Chapter 5 lays out the institutional grounding for global financial markets and their currency, the USD. This provides an answer to an ongoing puzzle on the origins of the 2008 financial crisis. Scholars of the global banking glut hypothesis recognise that European banks were deeply connected to US finance but do not fully account for why this was the case. By contrast, this chapter demonstrates that, despite their global nature, US and Eurodollars are thoroughly grounded in US financial institutions, which has given US banks an additional competitive edge over other banks. The complex institutional infrastructure made US financial markets exceptionally deep and liquid so that US banks could flexibly fund their practices of liability management (LM) in US money markets and arbitrage between Euro- and USD markets. By contrast, European banks’ money markets were ill-equipped for LM while foreign banks faced heavy restrictions to bank in the US until the 1970s. This posed a key constraint to the international practices of the European banks. In response, German banks expanded their offshore funding practices to access more USDs to be able to compete against US banks.
Chapter 3 starts the recalibration of financialisation by telling an alternative history of German finance. It zooms in on the struggles over deposits to provide the historical and institutional backdrop to appreciate the key differences and overlaps in US and German financial markets, and to understand those financial developments that set them apart from the 1960s onwards. This chapter examines the development of the Pfandbrief (covered bond) from the eighteenth century onwards to establish that market-based funding practices have a long history in Germany. After the devastation of the Seven Years’ War (1756–1763), banks and the state (the Prussian prince and its gentry) together sought new ways to boost lending and borrowing with the help of financial securities and collateral. This chapter shows that German housing finance was historically much more market-based than in the US. While the Pfandbrief has been a key financial security promoting long-term lending, it was used predominantly by specialised mortgage and public savings banks. Universal banks only entered the fray in the 1970s when their corporate deposits declined. Chapter 3 shows that German banking was geared towards market-based finance but different to the one that emerged as part of US-led financialisation.

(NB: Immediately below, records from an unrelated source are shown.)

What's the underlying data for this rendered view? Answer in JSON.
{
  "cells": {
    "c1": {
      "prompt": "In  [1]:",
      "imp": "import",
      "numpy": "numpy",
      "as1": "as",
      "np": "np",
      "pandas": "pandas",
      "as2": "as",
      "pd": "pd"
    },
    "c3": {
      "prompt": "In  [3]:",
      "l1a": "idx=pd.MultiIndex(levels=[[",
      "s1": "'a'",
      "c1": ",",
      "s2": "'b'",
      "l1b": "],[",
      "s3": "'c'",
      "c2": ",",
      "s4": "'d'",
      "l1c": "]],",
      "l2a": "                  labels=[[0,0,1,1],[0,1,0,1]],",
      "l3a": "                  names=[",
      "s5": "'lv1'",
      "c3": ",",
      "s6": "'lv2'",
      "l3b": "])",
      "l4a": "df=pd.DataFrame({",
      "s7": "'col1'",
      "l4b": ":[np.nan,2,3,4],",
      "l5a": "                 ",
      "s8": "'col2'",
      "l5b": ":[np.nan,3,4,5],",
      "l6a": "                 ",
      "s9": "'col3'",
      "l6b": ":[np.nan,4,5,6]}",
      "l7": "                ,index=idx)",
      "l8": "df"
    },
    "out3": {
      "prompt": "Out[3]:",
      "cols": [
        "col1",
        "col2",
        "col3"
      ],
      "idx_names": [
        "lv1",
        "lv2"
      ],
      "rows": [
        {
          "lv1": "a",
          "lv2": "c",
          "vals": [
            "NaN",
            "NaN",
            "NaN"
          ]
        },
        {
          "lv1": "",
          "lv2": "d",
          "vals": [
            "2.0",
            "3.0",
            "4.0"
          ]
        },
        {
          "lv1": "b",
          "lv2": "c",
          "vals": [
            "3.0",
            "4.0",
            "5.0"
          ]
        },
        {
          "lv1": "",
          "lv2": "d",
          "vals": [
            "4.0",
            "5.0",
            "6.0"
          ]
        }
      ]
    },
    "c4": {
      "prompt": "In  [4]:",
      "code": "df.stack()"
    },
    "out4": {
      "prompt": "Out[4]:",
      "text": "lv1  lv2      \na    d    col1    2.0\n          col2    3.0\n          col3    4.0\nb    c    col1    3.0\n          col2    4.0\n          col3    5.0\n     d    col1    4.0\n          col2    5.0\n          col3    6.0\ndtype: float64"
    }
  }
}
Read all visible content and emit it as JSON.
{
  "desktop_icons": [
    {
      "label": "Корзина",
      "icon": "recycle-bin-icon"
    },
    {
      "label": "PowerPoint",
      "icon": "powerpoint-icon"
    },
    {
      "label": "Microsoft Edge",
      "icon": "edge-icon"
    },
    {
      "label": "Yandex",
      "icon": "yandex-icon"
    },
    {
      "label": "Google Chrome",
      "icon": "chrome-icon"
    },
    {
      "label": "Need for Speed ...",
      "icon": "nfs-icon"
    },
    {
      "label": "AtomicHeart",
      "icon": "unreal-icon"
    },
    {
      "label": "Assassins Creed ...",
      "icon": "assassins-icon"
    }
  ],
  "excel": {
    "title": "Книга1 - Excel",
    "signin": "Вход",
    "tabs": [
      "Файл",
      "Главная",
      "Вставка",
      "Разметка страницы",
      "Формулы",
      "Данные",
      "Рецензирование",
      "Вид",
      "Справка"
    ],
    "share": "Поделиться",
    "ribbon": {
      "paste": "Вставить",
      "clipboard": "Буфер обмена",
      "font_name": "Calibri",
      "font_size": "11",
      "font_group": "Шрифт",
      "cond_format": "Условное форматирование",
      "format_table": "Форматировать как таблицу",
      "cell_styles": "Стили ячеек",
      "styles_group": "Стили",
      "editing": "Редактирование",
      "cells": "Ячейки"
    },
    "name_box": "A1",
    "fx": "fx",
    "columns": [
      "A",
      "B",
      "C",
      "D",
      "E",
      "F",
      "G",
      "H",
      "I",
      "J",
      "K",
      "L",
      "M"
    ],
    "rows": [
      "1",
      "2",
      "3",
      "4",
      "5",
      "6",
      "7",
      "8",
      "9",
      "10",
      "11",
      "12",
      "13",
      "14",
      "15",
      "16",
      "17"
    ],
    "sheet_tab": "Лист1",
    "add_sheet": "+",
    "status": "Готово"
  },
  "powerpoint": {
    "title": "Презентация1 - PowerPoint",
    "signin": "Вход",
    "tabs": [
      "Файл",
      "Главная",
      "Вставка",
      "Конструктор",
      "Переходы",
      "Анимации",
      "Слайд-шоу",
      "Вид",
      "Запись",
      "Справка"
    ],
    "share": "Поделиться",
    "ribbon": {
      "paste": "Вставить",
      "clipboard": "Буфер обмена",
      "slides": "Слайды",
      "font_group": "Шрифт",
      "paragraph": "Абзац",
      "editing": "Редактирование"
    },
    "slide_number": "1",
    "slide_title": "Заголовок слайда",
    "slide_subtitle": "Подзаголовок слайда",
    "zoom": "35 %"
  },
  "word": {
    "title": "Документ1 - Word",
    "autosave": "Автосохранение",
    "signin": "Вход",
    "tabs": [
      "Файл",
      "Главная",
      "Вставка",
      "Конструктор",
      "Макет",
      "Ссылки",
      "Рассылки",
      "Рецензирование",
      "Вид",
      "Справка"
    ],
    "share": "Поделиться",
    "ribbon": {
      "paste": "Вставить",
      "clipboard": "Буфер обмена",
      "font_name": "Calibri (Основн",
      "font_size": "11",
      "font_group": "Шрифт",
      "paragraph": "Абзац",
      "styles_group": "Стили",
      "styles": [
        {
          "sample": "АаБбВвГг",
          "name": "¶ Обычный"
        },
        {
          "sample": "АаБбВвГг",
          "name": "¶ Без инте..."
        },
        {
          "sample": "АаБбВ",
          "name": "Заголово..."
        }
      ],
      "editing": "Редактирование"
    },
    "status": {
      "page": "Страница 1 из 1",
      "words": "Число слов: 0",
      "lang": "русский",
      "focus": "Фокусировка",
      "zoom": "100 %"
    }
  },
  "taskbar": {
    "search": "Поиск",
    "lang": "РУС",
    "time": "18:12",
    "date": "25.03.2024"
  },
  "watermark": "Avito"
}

Chapter 4 situates the beginnings of extroverted financialisation at the time when US banks started to dominate the Eurodollar markets from the 1960s onwards. The Euromarkets are an important turning point for financialisation, but their impacts on European finance are rarely examined. During this time, however, German banks had their first contact with new US innovations, which fundamentally links the German post-WWII political economy with global offshore markets, significantly before the 1990s, when many accounts date the impact of financial globalisation. Identifying a gap of international funding for its developing export sector, this chapter shows that the making of the German coordinated market economy was already bound up with global financial markets. Tracing the financial innovations of German banks, this chapter argues that the transformative impact of US finance is not market expansion or regulatory evasion by going offshore per se. Instead, financialisation has posed distinct imperatives in relation to the rise of liability management that induced a qualitative change. Liability management fundamentally differs from the German banks’ original international strategies, which drove the banks' turn to the Eurodollar markets in order to meet the US challenge.